Opinión | La espiral de la libreta

El tiempo robado a medianoche

Por fin, el despertador de pilas se ha puesto en hora él solito sin necesidad de toquetearlo. Por arte de magia, el domingo a las dos fueron las tres, y ya. Me da pereza buscar las instrucciones del artilugio, de manera que cada año se repite la misma cantinela: aguardo paciente cinco meses, de octubre a marzo, hasta el ajuste con el horario de verano, para dejar de mirarlo de reojo y odiarlo por los pequeños sustos cotidianos. Comienza, pues, la semana del disloque circadiano, de ir tropezando con los efectos de un jet lag permanente. Y así, hasta el año 2026 por lo menos.
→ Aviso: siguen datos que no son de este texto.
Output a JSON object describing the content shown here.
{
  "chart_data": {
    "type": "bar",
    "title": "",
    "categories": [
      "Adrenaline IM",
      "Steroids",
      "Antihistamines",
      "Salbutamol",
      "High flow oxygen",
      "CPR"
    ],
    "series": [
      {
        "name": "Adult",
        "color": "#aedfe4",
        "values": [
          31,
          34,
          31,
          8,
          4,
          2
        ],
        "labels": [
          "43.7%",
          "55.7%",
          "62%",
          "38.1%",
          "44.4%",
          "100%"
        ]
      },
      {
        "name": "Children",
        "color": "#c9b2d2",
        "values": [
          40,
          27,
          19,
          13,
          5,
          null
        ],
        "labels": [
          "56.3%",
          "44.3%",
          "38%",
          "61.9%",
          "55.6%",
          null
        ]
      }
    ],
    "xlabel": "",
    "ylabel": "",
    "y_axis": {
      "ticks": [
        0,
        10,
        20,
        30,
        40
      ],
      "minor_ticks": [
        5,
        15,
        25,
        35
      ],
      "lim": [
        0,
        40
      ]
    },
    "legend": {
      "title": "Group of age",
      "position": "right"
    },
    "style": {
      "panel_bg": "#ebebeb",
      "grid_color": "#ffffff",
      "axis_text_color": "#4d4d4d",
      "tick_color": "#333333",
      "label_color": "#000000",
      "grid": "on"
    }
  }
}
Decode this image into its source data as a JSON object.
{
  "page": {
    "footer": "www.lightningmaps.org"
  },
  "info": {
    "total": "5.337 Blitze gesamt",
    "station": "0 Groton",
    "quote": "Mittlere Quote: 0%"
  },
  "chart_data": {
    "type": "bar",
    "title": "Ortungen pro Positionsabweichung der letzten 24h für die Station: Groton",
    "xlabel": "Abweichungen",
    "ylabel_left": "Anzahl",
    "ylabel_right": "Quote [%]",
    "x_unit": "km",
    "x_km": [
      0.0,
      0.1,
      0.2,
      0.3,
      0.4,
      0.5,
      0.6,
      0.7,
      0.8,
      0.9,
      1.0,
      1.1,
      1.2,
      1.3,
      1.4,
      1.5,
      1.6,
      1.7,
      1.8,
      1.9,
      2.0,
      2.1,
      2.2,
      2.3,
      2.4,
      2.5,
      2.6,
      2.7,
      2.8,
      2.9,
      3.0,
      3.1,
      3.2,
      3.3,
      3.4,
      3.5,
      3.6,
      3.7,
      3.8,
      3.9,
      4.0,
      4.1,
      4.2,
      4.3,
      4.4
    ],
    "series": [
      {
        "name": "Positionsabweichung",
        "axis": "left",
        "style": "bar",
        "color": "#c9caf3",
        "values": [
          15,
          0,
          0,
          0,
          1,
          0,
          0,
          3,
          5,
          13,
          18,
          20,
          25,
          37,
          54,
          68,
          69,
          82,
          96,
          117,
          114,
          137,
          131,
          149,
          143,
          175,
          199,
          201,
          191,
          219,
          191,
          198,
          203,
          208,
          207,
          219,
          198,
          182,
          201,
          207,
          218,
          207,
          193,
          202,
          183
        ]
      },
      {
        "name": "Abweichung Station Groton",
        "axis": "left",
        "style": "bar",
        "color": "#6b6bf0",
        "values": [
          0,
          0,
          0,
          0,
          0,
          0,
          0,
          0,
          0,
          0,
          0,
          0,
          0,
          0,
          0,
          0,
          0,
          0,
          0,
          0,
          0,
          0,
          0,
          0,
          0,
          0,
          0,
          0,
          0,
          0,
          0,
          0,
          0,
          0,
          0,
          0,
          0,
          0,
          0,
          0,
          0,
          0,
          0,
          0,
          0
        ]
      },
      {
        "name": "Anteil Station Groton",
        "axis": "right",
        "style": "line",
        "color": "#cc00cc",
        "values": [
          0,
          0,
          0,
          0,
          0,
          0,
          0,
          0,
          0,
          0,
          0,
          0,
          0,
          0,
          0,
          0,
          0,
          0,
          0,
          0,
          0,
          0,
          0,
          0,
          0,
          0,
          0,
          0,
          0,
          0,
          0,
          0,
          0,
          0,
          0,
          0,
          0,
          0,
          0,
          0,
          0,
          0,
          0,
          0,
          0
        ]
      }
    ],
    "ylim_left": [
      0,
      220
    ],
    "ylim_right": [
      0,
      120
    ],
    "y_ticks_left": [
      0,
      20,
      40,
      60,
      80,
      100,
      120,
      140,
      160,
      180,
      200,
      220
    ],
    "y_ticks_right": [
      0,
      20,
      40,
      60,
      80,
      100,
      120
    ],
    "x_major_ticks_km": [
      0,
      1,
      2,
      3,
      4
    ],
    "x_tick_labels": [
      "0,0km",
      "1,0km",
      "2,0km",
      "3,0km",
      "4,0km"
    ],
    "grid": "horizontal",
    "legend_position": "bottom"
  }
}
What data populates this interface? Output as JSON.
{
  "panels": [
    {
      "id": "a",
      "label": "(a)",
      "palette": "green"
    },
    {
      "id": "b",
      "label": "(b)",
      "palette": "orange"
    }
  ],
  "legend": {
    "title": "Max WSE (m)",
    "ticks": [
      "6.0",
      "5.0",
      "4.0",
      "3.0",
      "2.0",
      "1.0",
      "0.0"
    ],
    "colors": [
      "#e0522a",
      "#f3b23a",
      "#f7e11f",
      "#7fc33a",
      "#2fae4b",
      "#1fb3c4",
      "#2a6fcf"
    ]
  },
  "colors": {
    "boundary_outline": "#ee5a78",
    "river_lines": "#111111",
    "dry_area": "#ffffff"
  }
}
Prefiero que las tardes se alarguen hasta la hora de la cena, pero los expertos en fisiología aseguran que al cuerpo le conviene más el horario de invierno porque concuerda mejor con los ciclos de luz y oscuridad. Parece que algo de energía se ahorra con la medida, de la que se benefician la hostelería y el terraceo, pero ¿de verdad merece la pena la murga de tanto cambio? U horario de invierno o de verano, pero uno solo. Creo.

La semilla y el fruto

Las hormigas, la oruga procesionaria, las arañas y el pulgón siguen a lo suyo, ajenos a la batalla contra las manecillas del reloj. A bichos y plantas les basta el sutil metrónomo de la naturaleza: la noche y el día, el tránsito de las estaciones, la pleamar y la bajamar, el deshielo, la semilla, la flor y el fruto, la maduración del trigo, el desove de los salmones en Noruega, la lluvia de estrellas en agosto. Es el hombre, consciente de su propia finitud, el empecinado en trocear el tiempo en unidades de medida cada vez más exactas y pequeñas, hasta el nanosegundo. Desde el reloj solar hasta el cronómetro de plutonio que enterraron en un parque público de Osaka en 1970, todo para exprimir como un limón un bien escaso en aras de la productividad y el beneficio.

Si el tiempo es oro, como asegura el dicho, cabe preguntarse adónde van a parar todas estas horas usurpadas a medianoche con los cambios horarios. ¿A quién reclamar? Si no me he equivocado con las cuentas, me deben dos días enteros y un fleco de horas escamoteadas al sueño, al insomnio o a la contemplación de las musarañas. Tiempo que ingresa en el cómputo de lo vivido sin que le haya rasgado siquiera la envoltura de celofán.

Si el tiempo es circular, ese manojo de minutos amanecerá intacto un buen día a los pies de la cama. O si es simultáneo, quizá alguien se alimenta de las horas hurtadas en alguna escena del pasado, como en aquellos versos de Borges: “¿En qué ayer, en qué patios de Cartago, / cae también esta lluvia?”.